President Bola Tinubu on Friday presented a budget proposal of N58.47 trillion for the 2026 fiscal year titled Budget of Consolidation, Renewed Resilience and Shared Prosperity to a joint session of the National Assembly, with capital recurrent (non‑debt) expenditure standing at 15.25 trillion, and the capital expenditure at N26.08 trillion, while the crude oil benchmark was pegged at $64.85 per barrel.

Business Post reports that the Brent crude grade currently trades around $60 per barrel. It is also expected to trade at that level or lower next year over worries about oil glut.

At the budget presentation today, Mr Tinubu said the expected total revenue for the year is N34.33 trillion, and the proposal is anchored on a crude oil production of 1.84 million barrels per day, and an exchange rate of N1,400 to the US Dollar.
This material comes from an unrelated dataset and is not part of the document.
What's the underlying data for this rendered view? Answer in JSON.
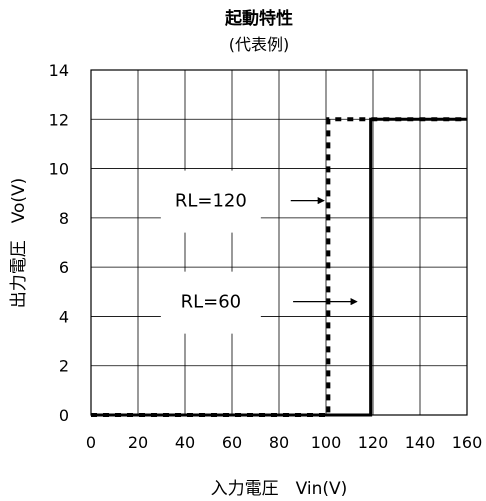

In terms of sectoral allocation, defence and security took the lion’s share with N5.41 trillion, followed by infrastructure at N3.56 trillion, education received N3.52 trillion, while health received N2.48 trillion.

Addressing the lawmakers, the President described the budget proposal as not “just accounting lines”.
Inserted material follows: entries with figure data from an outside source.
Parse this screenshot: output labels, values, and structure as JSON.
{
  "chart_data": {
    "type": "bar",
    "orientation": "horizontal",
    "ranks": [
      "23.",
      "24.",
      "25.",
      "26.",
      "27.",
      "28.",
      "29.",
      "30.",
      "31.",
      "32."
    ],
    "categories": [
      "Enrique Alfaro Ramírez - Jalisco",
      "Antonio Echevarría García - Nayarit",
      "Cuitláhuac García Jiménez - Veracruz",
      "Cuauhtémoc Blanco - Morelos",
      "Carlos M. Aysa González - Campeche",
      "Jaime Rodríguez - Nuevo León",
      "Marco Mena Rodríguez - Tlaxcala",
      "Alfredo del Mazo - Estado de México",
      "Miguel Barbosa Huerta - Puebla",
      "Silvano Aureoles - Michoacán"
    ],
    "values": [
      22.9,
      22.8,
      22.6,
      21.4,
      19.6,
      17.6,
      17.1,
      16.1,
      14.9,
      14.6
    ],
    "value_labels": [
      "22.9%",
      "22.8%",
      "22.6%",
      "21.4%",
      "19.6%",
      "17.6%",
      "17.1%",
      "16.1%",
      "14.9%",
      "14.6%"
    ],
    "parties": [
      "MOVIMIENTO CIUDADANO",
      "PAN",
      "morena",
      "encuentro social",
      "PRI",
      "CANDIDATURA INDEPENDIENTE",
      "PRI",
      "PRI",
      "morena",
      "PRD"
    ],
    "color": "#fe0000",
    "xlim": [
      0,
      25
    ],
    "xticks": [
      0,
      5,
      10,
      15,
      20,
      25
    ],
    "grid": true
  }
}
“They are a statement of national priorities,” the president told the gathering. “We remain firmly committed to fiscal sustainability, debt transparency, and value‑for‑money spending.”
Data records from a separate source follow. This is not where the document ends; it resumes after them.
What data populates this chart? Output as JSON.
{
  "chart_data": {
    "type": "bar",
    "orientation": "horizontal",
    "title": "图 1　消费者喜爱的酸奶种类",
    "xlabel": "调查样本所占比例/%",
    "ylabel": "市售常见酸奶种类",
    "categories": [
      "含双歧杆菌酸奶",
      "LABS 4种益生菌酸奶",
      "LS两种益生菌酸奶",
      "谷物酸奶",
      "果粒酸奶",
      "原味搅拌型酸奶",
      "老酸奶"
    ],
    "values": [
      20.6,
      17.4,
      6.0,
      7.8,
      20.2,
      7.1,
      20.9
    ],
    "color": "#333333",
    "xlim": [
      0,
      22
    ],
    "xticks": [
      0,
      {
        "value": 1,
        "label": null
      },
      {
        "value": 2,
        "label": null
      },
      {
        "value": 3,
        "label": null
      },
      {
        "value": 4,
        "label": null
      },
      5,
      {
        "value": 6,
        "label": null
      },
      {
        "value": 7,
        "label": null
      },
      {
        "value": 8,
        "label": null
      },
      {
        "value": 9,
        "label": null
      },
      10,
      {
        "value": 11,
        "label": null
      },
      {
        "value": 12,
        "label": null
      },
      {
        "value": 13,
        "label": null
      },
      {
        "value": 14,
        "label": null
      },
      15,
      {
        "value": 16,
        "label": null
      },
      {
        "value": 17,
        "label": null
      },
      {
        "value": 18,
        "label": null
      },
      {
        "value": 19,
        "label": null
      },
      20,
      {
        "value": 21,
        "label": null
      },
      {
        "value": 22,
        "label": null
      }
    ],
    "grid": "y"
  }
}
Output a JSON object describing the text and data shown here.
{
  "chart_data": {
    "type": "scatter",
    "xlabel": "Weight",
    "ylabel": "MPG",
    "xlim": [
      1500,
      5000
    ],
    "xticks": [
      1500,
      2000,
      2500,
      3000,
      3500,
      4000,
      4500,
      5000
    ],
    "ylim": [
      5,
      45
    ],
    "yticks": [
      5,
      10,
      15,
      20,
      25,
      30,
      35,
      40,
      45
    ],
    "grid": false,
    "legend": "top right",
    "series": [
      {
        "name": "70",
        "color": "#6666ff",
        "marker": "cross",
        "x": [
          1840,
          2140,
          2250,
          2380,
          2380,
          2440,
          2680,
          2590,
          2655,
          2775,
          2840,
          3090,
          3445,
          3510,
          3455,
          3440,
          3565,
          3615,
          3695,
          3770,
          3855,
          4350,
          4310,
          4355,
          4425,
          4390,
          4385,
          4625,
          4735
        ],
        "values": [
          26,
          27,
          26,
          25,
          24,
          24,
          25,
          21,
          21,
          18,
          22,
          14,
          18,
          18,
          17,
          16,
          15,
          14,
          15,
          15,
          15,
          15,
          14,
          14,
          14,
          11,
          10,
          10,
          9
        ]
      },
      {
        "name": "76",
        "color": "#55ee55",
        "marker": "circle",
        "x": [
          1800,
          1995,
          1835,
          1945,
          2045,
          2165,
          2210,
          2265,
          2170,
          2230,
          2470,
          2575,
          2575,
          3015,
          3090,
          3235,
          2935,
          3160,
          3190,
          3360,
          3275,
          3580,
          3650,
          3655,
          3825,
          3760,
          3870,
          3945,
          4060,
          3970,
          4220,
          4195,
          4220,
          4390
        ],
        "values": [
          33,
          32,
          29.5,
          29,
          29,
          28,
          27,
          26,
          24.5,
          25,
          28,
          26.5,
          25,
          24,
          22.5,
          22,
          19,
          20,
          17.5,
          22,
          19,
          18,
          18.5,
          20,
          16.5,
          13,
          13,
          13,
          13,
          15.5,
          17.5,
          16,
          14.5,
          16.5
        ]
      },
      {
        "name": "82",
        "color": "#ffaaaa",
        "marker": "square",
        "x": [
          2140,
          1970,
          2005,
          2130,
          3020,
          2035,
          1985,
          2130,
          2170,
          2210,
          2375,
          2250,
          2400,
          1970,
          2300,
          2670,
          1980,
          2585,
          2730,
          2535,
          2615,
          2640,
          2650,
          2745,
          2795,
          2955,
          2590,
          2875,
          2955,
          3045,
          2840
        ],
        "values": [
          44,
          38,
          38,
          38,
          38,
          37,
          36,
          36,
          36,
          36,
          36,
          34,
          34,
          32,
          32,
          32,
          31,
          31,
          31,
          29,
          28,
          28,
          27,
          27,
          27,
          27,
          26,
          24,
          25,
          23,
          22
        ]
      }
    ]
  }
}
The presentation came at a time of heightened insecurity in parts of the country, with mass abductions and other crimes making headlines.

Outlining his government’s plan to address the challenge, President Tinubu reminded the gathering that security “remains the foundation of development”.

He said some of the measures in place to tame insecurity include the modernisation of the Armed Forces, intelligence‑driven policing and joint operations, border security, and technology‑enabled surveillance and community‑based peacebuilding and conflict prevention.

“We will invest in security with clear accountability for outcomes—because security spending must deliver security results,” the president said.

“To secure our country, our priority will remain on increasing the fighting capability of our armed forces and other security agencies by boosting personnel and procuring cutting-edge platforms and other hardware,” he added.